Kallangur has a number of heritage-listed sites, including:
- Anzac Avenue (the road itself)
- Strathpine Honour Board, 1347 Anzac Avenue

== Education ==
Kallangur State School is a government primary (Prep–6) school for boys and girls at 139 School Road. In 2018, the school had an enrolment of 810 students with 55 teachers (50 full-time equivalent) and 39 non-teaching staff (27 full-time equivalent). It includes a special education program.

Despite its name, Dakabin State School is a government primary (Prep–6) school for boys and girls at Sheaves Road in Kallangur. In 2018, the school had an enrolment of 600 students with 45 teachers (39 full-time equivalent) and 34 non-teaching staff (21 full-time equivalent). It includes a special education program. It also includes the POWER Positive Learning Centre, a specific-purpose primary (3–7) program for children whose behaviours are incompatible with mainstream schooling; the aim of the centre is to ultimately re-integrate the child back into mainstream schooling.

Pinnacle Academic College is a private primary school (Prep–6) for boys and girls at 30 Narangba Road, a site shared with the former Charlotte Mason College.
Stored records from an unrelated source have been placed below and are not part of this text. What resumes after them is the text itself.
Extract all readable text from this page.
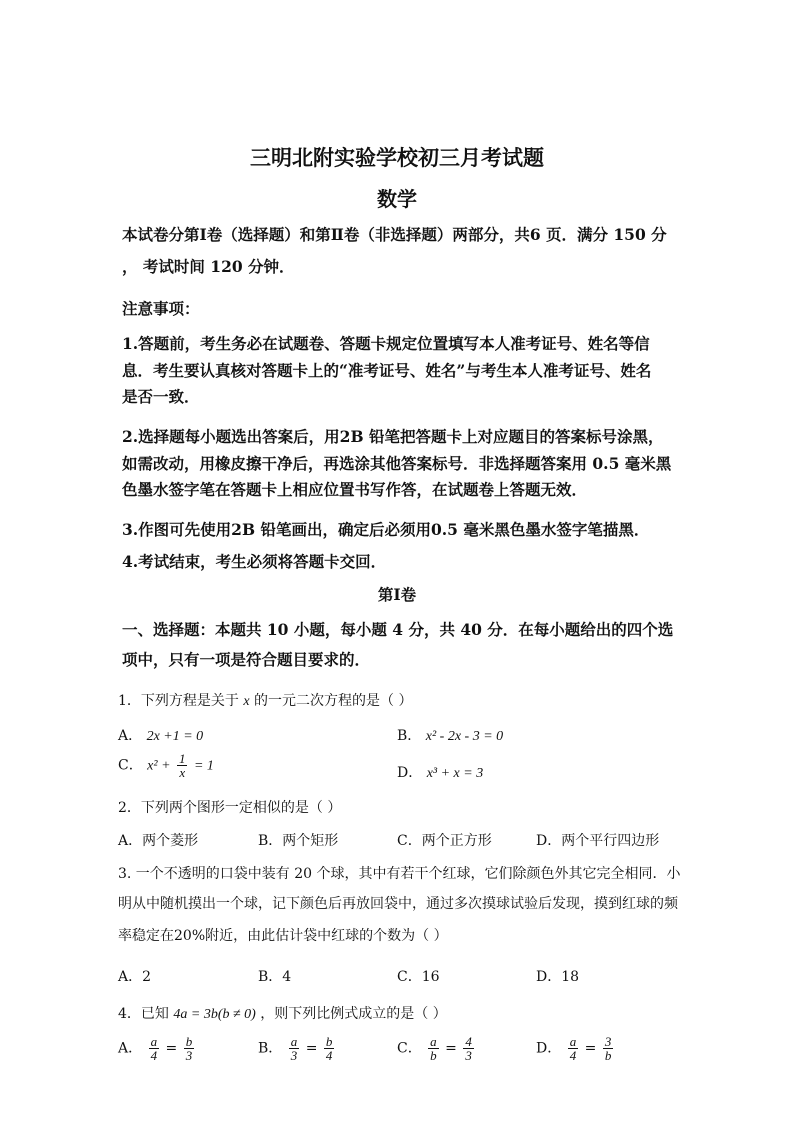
三明北附实验学校初三月考试题
数学
本试卷分第Ⅰ卷（选择题）和第Ⅱ卷（非选择题）两部分，共6 页．满分 150 分
， 考试时间 120 分钟．
注意事项：
1.答题前，考生务必在试题卷、答题卡规定位置填写本人准考证号、姓名等信
息．考生要认真核对答题卡上的“准考证号、姓名”与考生本人准考证号、姓名
是否一致．
2.选择题每小题选出答案后，用2B 铅笔把答题卡上对应题目的答案标号涂黑，
如需改动，用橡皮擦干净后，再选涂其他答案标号．非选择题答案用 0.5 毫米黑
色墨水签字笔在答题卡上相应位置书写作答，在试题卷上答题无效．
3.作图可先使用2B 铅笔画出，确定后必须用0.5 毫米黑色墨水签字笔描黑．
4.考试结束，考生必须将答题卡交回．
第Ⅰ卷
一、选择题：本题共 10 小题，每小题 4 分，共 40 分．在每小题给出的四个选
项中，只有一项是符合题目要求的．
1．下列方程是关于 x 的一元二次方程的是（ ）
A． 2x +1 = 0	B． x² - 2x - 3 = 0
C． $x^2 + \frac{1}{x} = 1$	D． x³ + x = 3
2．下列两个图形一定相似的是（ ）
A．两个菱形	B．两个矩形	C．两个正方形	D．两个平行四边形
3. 一个不透明的口袋中装有 20 个球，其中有若干个红球，它们除颜色外其它完全相同．小
明从中随机摸出一个球，记下颜色后再放回袋中，通过多次摸球试验后发现，摸到红球的频
率稳定在20%附近，由此估计袋中红球的个数为（ ）
A．2	B．4	C．16	D．18
4．已知 4a = 3b(b ≠ 0) ，则下列比例式成立的是（ ）
A． $\frac{a}{4} = \frac{b}{3}$	B． $\frac{a}{3} = \frac{b}{4}$	C． $\frac{a}{b} = \frac{4}{3}$	D． $\frac{a}{4} = \frac{3}{b}$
Pinaccle Academic College offers individualised self-directed education.

There is no government secondary school in Kallangur. The nearest government secondary schools are Dakabin State High School in neighbouring Dakabin to the north and Murrumba State Secondary College in neighbouring Murrumba Downs to the south.

== Amenities ==
The Kallangur branch of the Queensland Country Women's Association meets at 1431 Anzac Avenue.